Indian Shares Expected to Open Marginally Lower on Global Concerns
Indian shares are anticipated to open slightly lower on Monday due to concerns over rising U.S. interest rates and surging oil prices caused by military conflict in the Middle East. The GIFT Nifty was trading down 0.62% at 19,647.50, indicating a lower opening for the Nifty 50 from Friday’s close. The decline in Wall Street equities following a strong U.S. jobs report has raised worries about a prolonged high interest rate regime.

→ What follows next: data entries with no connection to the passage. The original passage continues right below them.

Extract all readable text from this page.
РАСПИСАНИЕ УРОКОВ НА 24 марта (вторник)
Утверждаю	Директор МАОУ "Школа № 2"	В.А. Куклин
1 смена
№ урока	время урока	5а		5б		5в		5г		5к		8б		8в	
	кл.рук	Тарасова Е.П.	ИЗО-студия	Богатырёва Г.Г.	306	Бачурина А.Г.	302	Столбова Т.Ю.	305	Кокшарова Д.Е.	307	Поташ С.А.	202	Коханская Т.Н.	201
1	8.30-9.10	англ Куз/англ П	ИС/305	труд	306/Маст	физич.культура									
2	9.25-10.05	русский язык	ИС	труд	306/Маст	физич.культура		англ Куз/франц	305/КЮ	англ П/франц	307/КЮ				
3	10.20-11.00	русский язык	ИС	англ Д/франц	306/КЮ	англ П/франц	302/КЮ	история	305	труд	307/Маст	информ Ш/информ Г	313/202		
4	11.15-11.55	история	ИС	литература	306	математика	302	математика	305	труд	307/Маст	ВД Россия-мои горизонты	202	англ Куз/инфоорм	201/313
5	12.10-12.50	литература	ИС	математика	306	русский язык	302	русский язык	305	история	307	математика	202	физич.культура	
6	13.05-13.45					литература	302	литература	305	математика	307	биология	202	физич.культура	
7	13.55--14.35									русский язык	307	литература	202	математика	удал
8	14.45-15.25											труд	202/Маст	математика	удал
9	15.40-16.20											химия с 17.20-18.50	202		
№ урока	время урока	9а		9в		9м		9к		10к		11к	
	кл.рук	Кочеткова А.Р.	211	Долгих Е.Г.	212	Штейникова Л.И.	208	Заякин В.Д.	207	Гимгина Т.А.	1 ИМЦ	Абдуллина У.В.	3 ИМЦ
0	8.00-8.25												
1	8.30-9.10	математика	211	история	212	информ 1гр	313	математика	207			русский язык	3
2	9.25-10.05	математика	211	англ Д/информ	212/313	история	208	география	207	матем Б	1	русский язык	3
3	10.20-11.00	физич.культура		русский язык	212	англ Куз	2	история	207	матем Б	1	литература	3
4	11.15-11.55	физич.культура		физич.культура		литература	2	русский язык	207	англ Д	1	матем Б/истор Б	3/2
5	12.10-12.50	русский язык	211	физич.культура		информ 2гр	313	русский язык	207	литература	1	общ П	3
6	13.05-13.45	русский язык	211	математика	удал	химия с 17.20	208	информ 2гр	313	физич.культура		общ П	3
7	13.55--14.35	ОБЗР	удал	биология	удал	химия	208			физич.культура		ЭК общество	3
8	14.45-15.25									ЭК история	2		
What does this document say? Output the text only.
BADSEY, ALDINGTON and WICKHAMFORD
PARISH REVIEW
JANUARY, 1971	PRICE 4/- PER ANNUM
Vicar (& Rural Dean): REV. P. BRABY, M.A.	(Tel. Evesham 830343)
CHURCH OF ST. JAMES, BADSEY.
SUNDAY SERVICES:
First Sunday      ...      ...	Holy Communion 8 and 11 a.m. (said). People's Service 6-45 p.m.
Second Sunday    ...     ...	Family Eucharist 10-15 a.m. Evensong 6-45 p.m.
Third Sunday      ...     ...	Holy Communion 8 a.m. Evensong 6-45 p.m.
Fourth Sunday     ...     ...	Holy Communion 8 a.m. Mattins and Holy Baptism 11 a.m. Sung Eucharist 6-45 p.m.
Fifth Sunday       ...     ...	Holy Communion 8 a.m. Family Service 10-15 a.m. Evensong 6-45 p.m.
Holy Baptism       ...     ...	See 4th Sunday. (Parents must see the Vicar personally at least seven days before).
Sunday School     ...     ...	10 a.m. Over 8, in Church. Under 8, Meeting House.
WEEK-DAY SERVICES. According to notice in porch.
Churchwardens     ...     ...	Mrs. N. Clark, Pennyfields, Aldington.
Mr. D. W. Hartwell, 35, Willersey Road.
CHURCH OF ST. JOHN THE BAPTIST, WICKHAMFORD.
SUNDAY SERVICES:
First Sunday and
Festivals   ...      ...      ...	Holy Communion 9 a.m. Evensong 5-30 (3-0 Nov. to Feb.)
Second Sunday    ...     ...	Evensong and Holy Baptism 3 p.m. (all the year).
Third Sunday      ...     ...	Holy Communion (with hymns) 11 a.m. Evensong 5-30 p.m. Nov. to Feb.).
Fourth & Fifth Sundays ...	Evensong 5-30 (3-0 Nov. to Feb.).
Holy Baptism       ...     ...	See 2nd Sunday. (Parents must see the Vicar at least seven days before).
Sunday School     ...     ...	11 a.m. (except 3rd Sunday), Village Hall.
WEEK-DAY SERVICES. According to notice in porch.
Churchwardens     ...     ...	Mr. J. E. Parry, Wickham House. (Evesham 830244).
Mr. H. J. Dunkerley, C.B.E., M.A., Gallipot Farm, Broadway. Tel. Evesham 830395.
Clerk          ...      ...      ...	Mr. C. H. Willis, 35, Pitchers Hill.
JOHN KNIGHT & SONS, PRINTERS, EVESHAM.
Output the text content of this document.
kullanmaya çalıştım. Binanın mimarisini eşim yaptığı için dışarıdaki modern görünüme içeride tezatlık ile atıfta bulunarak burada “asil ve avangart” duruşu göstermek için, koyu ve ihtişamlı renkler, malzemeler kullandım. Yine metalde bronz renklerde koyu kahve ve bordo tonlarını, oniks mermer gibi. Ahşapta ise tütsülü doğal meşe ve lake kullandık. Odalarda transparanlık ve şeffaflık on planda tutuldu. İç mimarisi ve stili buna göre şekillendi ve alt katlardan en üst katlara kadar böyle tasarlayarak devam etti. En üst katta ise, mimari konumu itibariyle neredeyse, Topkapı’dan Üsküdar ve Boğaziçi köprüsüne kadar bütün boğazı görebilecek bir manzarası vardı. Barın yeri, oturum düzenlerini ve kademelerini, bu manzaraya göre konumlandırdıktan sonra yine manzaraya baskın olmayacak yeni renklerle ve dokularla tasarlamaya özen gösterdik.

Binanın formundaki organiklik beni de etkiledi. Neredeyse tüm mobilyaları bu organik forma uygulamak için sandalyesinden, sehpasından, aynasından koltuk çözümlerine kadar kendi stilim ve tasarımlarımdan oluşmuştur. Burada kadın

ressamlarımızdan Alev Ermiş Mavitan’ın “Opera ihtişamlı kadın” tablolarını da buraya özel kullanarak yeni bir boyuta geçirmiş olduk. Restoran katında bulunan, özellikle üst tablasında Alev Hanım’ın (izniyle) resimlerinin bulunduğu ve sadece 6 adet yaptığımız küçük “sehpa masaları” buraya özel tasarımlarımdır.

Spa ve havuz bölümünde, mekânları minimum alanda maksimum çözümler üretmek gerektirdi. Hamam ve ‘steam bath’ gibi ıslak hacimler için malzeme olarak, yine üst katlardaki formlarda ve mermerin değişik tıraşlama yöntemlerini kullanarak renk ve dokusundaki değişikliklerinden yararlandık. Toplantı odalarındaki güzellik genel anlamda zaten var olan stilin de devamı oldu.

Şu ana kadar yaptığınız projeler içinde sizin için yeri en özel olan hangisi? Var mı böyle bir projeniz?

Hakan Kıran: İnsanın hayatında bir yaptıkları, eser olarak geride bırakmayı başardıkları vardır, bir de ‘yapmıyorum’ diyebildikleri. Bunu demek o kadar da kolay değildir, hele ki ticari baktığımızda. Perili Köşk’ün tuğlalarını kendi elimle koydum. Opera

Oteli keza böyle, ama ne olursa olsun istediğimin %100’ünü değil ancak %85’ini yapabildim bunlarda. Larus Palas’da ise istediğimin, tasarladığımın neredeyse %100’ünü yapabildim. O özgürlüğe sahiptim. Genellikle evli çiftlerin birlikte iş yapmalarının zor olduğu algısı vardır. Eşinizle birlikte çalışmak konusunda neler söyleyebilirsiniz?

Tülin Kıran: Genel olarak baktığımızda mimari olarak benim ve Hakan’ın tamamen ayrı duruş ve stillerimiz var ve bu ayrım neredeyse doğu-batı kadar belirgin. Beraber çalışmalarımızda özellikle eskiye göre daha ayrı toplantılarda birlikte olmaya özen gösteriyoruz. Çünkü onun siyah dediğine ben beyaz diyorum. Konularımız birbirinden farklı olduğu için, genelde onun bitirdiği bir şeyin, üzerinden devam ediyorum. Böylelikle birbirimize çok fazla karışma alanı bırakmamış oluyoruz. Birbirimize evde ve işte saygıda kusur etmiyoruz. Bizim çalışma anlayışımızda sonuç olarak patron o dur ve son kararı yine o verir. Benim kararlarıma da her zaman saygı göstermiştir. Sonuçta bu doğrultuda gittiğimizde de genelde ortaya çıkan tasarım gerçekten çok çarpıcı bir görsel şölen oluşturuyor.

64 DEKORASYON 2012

Asian markets have opened flat, while oil prices have risen due to the military conflict between Israel and the Palestinian enclave of Gaza. This increase in oil prices is a negative factor for importers like India. Shrikant Chouhan, head of research for retail at Kotak Securities, predicts that weak global factors and foreign fund outflows may lead to significant intra-day volatility in Indian equities.
Foreign institutional investors (FIIs) have extended their selling streak for the 13th consecutive session, selling shares worth 902.9 million rupees ($11 million) on a net basis. On the other hand, domestic institutional investors (DIIs) have bought 7.83 billion rupees in shares.
In other news, Tata Consultancy Services is set to consider a share buyback in its board meeting on Wednesday. Titan Co has reported a 20% year-on-year revenue growth in the September quarter. Reliance Industries plans to raise 49.57 billion rupees from the Abu Dhabi Investment Authority. Additionally, Prestige Estate Projects has registered quarterly sales of 70.93 billion rupees, marking a 102% year-on-year increase.
While the global concerns and foreign fund outflows may impact the Indian market, the performance of these companies indicates positive growth and potential opportunities for investors.